As such, timely and accurate processing of data plays a significant role in the success of organizations. That is where business analytics comes into play. Business analytics refers to a set of tools, techniques, and methods that convert data into insight for better decision-making. Business analytics takes advantage of the sophisticated mathematical and statistical methods that are implemented as machine learning algorithms in high-level programming languages. Its main function is to solve business problems using insight obtained from the collected data. Analytics started in the 1930s and 40s, during World War II, when companies were required to produce effective outputs with limited resources. Due to the complexity and multifaceted nature of the data produced today, analytics is gaining popularity quite rapidly. Its main objective is to facilitate decision-making by reporting current trends, predicting the future given the current and historical data, and optimizing business processes. Thus, descriptive, predictive, and prescriptive analytics categories were introduced in business literature. Descriptive analytics answers the question, “what has happened?” However, predictive analytics is related to the question, “What will happen?” and prescriptive analytics answers the question, “What should we do if in case of various scenarios?” Most organizations start with descriptive analytics, then move into predictive analytics, and end with prescriptive analytics. As analytics moves from descriptive to predictive to prescriptive, the sophistication of tools and techniques increases. This sophistication can create challenges with respect to the implementation of analytical methods and most importantly, the reliability of the obtained results. Therefore, the current trend of research in MIS and Business Analytics is moving toward developing faster, more accurate, and more adaptable algorithms for solving complicated business problems.

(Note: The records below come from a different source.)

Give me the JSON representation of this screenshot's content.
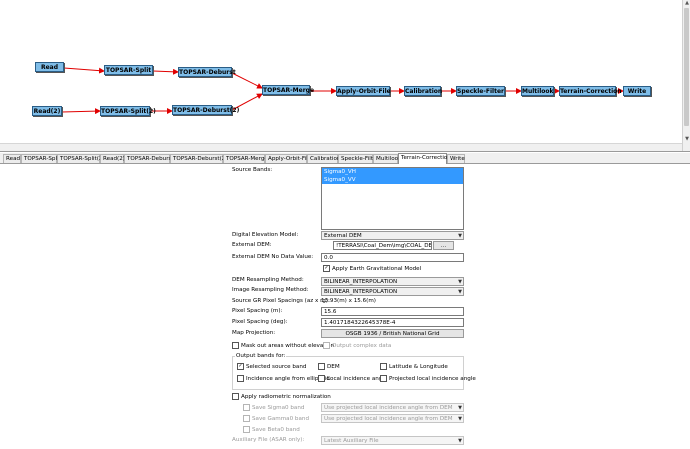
{
  "graph": {
    "nodes": {
      "read": "Read",
      "read2": "Read(2)",
      "split": "TOPSAR-Split",
      "split2": "TOPSAR-Split(2)",
      "deburst": "TOPSAR-Deburst",
      "deburst2": "TOPSAR-Deburst(2)",
      "merge": "TOPSAR-Merge",
      "orbit": "Apply-Orbit-File",
      "calibration": "Calibration",
      "speckle": "Speckle-Filter",
      "multilook": "Multilook",
      "terrain": "Terrain-Correction",
      "write": "Write"
    }
  },
  "tabs": [
    "Read",
    "TOPSAR-Split",
    "TOPSAR-Split(2)",
    "Read(2)",
    "TOPSAR-Deburst",
    "TOPSAR-Deburst(2)",
    "TOPSAR-Merge",
    "Apply-Orbit-File",
    "Calibration",
    "Speckle-Filter",
    "Multilook",
    "Terrain-Correction",
    "Write"
  ],
  "active_tab": "Terrain-Correction",
  "form": {
    "source_bands_label": "Source Bands:",
    "source_bands": [
      "Sigma0_VH",
      "Sigma0_VV"
    ],
    "dem_label": "Digital Elevation Model:",
    "dem_value": "External DEM",
    "ext_dem_label": "External DEM:",
    "ext_dem_value": "!TERRASI\\Coal_Dem\\img\\COAL_DEM.tif",
    "browse_label": "...",
    "nodata_label": "External DEM No Data Value:",
    "nodata_value": "0.0",
    "egm_label": "Apply Earth Gravitational Model",
    "dem_resamp_label": "DEM Resampling Method:",
    "dem_resamp_value": "BILINEAR_INTERPOLATION",
    "img_resamp_label": "Image Resampling Method:",
    "img_resamp_value": "BILINEAR_INTERPOLATION",
    "src_spacing_label": "Source GR Pixel Spacings (az x rg):",
    "src_spacing_value": "13.93(m) x 15.6(m)",
    "px_m_label": "Pixel Spacing (m):",
    "px_m_value": "15.6",
    "px_deg_label": "Pixel Spacing (deg):",
    "px_deg_value": "1.4017184322645378E-4",
    "proj_label": "Map Projection:",
    "proj_value": "OSGB 1936 / British National Grid",
    "mask_label": "Mask out areas without elevation",
    "complex_label": "Output complex data",
    "output_bands_label": "Output bands for:",
    "sel_src_label": "Selected source band",
    "dem_out_label": "DEM",
    "latlon_label": "Latitude & Longitude",
    "inc_ell_label": "Incidence angle from ellipsoid",
    "local_inc_label": "Local incidence angle",
    "proj_local_label": "Projected local incidence angle",
    "radio_norm_label": "Apply radiometric normalization",
    "save_sigma_label": "Save Sigma0 band",
    "save_gamma_label": "Save Gamma0 band",
    "save_beta_label": "Save Beta0 band",
    "use_proj_value": "Use projected local incidence angle from DEM",
    "aux_label": "Auxiliary File (ASAR only):",
    "aux_value": "Latest Auxiliary File"
  }
}
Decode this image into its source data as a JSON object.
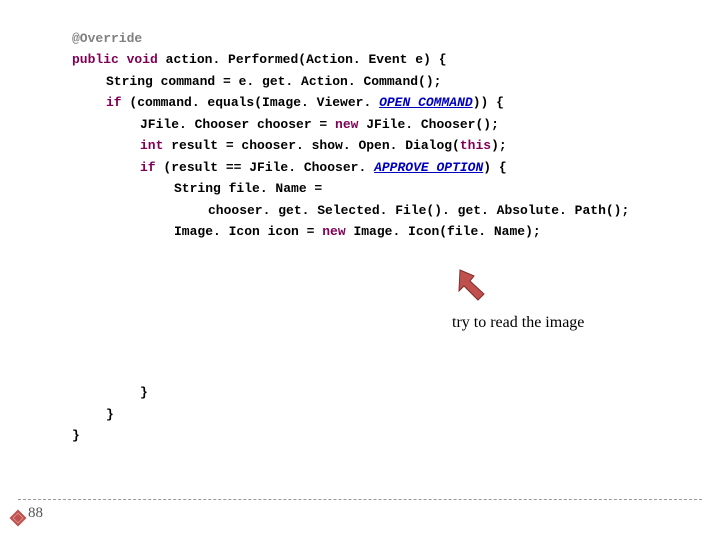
{
  "code": {
    "l1_annotation": "@Override",
    "l2_a": "public",
    "l2_b": "void",
    "l2_c": " action. Performed(Action. Event e) {",
    "l3": "String command = e. get. Action. Command();",
    "l4_a": "if",
    "l4_b": " (command. equals(Image. Viewer.",
    "l4_c": "OPEN_COMMAND",
    "l4_d": ")) {",
    "l5_a": "JFile. Chooser chooser = ",
    "l5_b": "new",
    "l5_c": " JFile. Chooser();",
    "l6_a": "int",
    "l6_b": " result = chooser. show. Open. Dialog(",
    "l6_c": "this",
    "l6_d": ");",
    "l7_a": "if",
    "l7_b": " (result == JFile. Chooser.",
    "l7_c": "APPROVE_OPTION",
    "l7_d": ") {",
    "l8": "String file. Name =",
    "l9": "chooser. get. Selected. File(). get. Absolute. Path();",
    "l10_a": "Image. Icon icon = ",
    "l10_b": "new",
    "l10_c": " Image. Icon(file. Name);",
    "l11": "}",
    "l12": "}",
    "l13": "}"
  },
  "callout": "try to read the image",
  "arrow_color": "#c0504d",
  "page_number": "88"
}
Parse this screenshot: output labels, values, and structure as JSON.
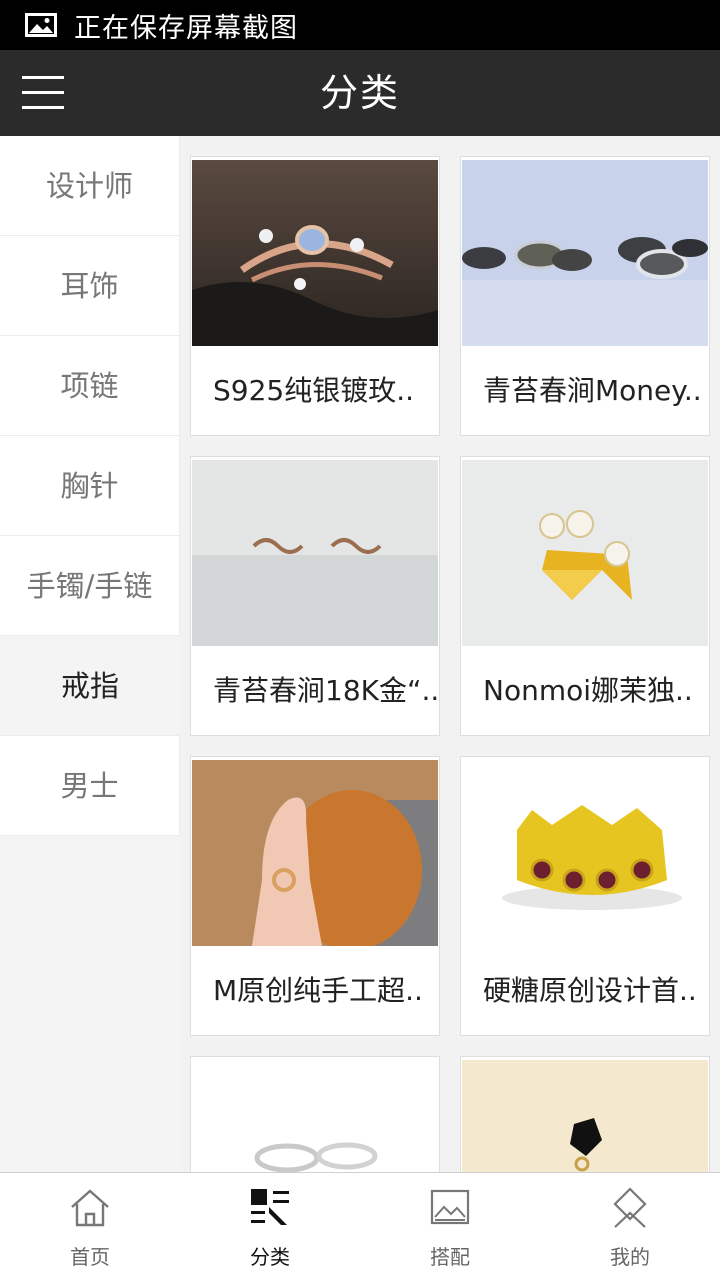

This book provides a wealth of knowledge on the use of analytical as well as ICT solutions to address real-world problems. The practical problems that are addressed range from process mining, use of ICT in smart cities, cryptocurrency, text mining, machine learning, and digital payment, to optimization with Julia. In addition, the theoretical evolution of research in MIS and Business Analytics is described. On the theoretical side, the foundation of MIS in top business journals is also outlined.